At first glance, it’s not clear why a person plan­ning to become a his­tory teacher would want to work so closely with big cats and other wild ani­mals. For Hutchinson, though, it was all about leaving her com­fort zone, throwing her­self into some­thing totally new, and trav­eling the world. “There’s so much I want to do in life. I want to suck every­thing I can out of the oppor­tu­ni­ties I encounter as a stu­dent,” she explains.

Hutchinson has no regrets, and says the expe­ri­ence changed her life immeasurably.

A lot of my friends were get­ting big engi­neering and finance co-​​ops, and I thought it was great. But when I started to look into co-​​op and the idea of trav­eling and vol­un­teering inter­na­tion­ally, it felt like the sky was the limit,” she adds. “I deter­mined that I had an oppor­tu­nity in front of me to do some­thing I will never get a chance in my life to do again.”

She embarked on her back-​​to-​​back inter­na­tional vol­un­teer expe­ri­ences last fall, arriving in Namibia dis­ori­ented after an exhausting two days of travel. She was also a little shell-​​shocked.

You’re in the middle of nowhere. You don’t know any­body. There are no reg­ular resources, like water and lights,” she says. “I was very unhappy for a couple of weeks, just trying to adjust and trying to feel good about my deci­sion to go there.”

Soon, though, she learned to adapt to the unfa­miliar con­di­tions, including water and elec­tricity short­ages and evenings spent lis­tening to the roar of the nearby felines.

Hutchinson spent her days res­cuing chee­tahs and leop­ards from nearby fields, where farmers trap them in an effort to pro­tect their herds.
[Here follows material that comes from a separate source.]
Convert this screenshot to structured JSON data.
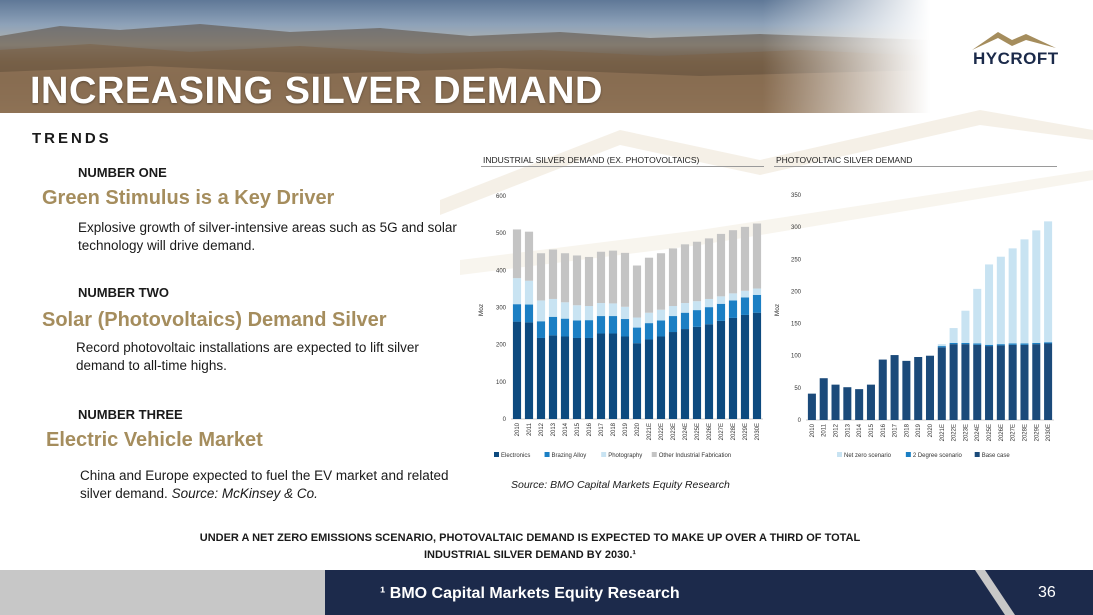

Often, she says, her morning would start with a simple phone mes­sage: “I’ve got a cheetah and a leopard for you.”

On the reserve, she spent most of her day cleaning up after the ani­mals, or helping to feed them. It was during the feed­ings where she learned to stand her ground against the aggres­sive cats.

Forget what you’ve seen on TV. These ani­mals are enor­mous. They never take their eyes off you. The males are incred­ibly ter­ri­to­rial and they’re not a fan of people,” she recounts. “When you drag the meat up to their fenced-​​in area to feed them, they’ll rush the fence.”

Yet, Hutchinson main­tains that the expe­ri­ence was inspi­ra­tional. “The whole focus of sharing the planet and catering to ani­mals was really impor­tant to me,” she says. “I learned to be con­fi­dent and brave, and devel­oped a greater respect and appre­ci­a­tion for our planet.”